Fast & Furious (also known as Fast & Furious 4 in other countries) is the fourth film in The Quick and the Furious film series. It is an interquel, set between 2 Firm 2 Furious and The Fast and the Furious: Tokyo Drift. The movie was released in Australia on April 23, 2009. The plot connects with the pilot picture of the series from which Vin Diesel, Paul Walker, Michelle Rodriguez, and Jordana Brewster reprise their roles. The picture was directed by Justin Lin, who also directed the third episode of the series, The Quick and the Furious: Tokyo Drift.After a successful run of hijacking fuel tankers in the Dominican Republic, Dominic Toretto (Vin Diesel) has become an international criminal. Under increasing pressure from the local police, Dom’s partner Han (from the third film) decides to fly to Tokyo. Dom is afraid of what will find to Letty (Michelle Rodriguez) if the government ever see him and join her to him, so he sleeps with her and leaves her.
Some time later, Letty is base to have been shot dead in her wrecked car. Dom returns to the view of her murder just outside of L.A. There, he discovers traces of nitromethane, which allows him to take a personal investigation up to a certain David Park, who had purchased the nitromethane for the driver who killed Letty. Park is coerced into helping Dom get a place in a street race, arranged by Ramon Campos, where he will supposedly find Letty’s killer.
Meanwhile, Brian O’Conner (Paul Walker), now an FBI agent, is assigned to cut down a notorious drug lord named Arturo Braga. Brian’s investigation also leads him to David Park. He arrives at Park’s apartment while Dom is still interrogating him (by keeping him by his ankles outside a window). At the FBI office, Park also tells Brian that the aforementioned street race grants the winner a point on the squad that traffics heroin across the United States-Mexico border for Braga. He visits Dom’s sister, Mia (Jordana Brewster), warning her to stop away from Dom, as he will finally get caught.
Did I love this movie? Hell, yes. And it wasn’t just because I saw the film with my wonderful boyfriend (although I must confess, it is ever the better time when I am with him). This sequence is close to the pilot and fits perfectly within the sequence. The report is believable, although such street racing through the streets, lanes and motorways of Los Angeles is amazing without police interference.
It is an action movie, and at no point did the action check and long winded explanations take over. The court was clear without unnecessary scenes of heterosexual naked passion (thank goodness). The impulsive and the cars were, of course, the foreground with great scenes of havoc and end on isolated country roads, freeways, urban streets and lanes, open desert country, and better of all, through a winding series of old, timber reinforced, narrow tunnels.
There was little violence, although people did die in horrendous deaths; the better of all was the end of the evil leader in a splendid full-on man-vs-car THUMP!
What was amiss with this movie? I view the acting by some of the FBI agents, particularly the squad leader sucked; it was over-acting at its worst, although this may have been designed to help portray the incompetency of the FBI agents.
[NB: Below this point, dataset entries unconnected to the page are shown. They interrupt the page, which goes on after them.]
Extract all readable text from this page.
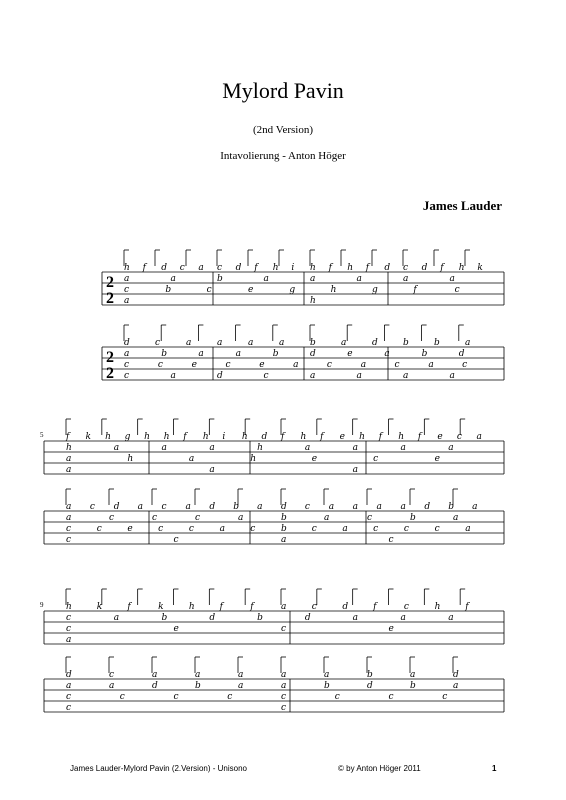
Mylord Pavin
(2nd Version)
Intavolierung - Anton Höger
James Lauder
2
2
h f d c a c d f h i h f h f d c d f h k
a	a	b	a	a	a	a	a
c	b	c	e	g	h	g	f	c
a	h
2
2
d	c	a	a	a	a	b	a	d	b	b	a
a	b	a	a	b	d	e	a	b	d
c	c	e	c	e	a	c	a	c	a	c
c	a	d	c	a	a	a	a
5	f k h g h h f h i h d f h f e h f h f e c a
h	a	a	a	h	a	a	a	a
a	h	a	h	e	c	e
a	a	a
a c d a c a d b a d c a a a a d b a
a	c	c	c	a	b	a	c	b	a
c	c	e	c	c	a	c	b	c	a	c	c	c	a
c	c	a	c
9	h	k	f	k	h	f	f	a	c	d	f	c	h	f
c	a	b	d	b	d	a	a	a
c	e	c	e
a
d	c	a	a	a	a	a	b	a	d
a	a	d	b	a	a	b	d	b	a
c	c	c	c	c	c	c	c
c	c
James Lauder-Mylord Pavin (2.Version) - Unisono	© by Anton Höger 2011	1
I love it is rather a long way from Los Angeles to the Mexican border but it seemed that they were in Los Angeles just before midnight and so suddenly at the frame just after midnight with their cars. Apart from that, I actually can’t criticise the picture as it fulfilled its aim: an exciting, fast paced, action film with some really great cars (except the Honda Integra!).
Would I see it again? Yes, but this time I would see it in its logical sequence with the three others in the series. I think there is already a fifth in output and I look ahead to that.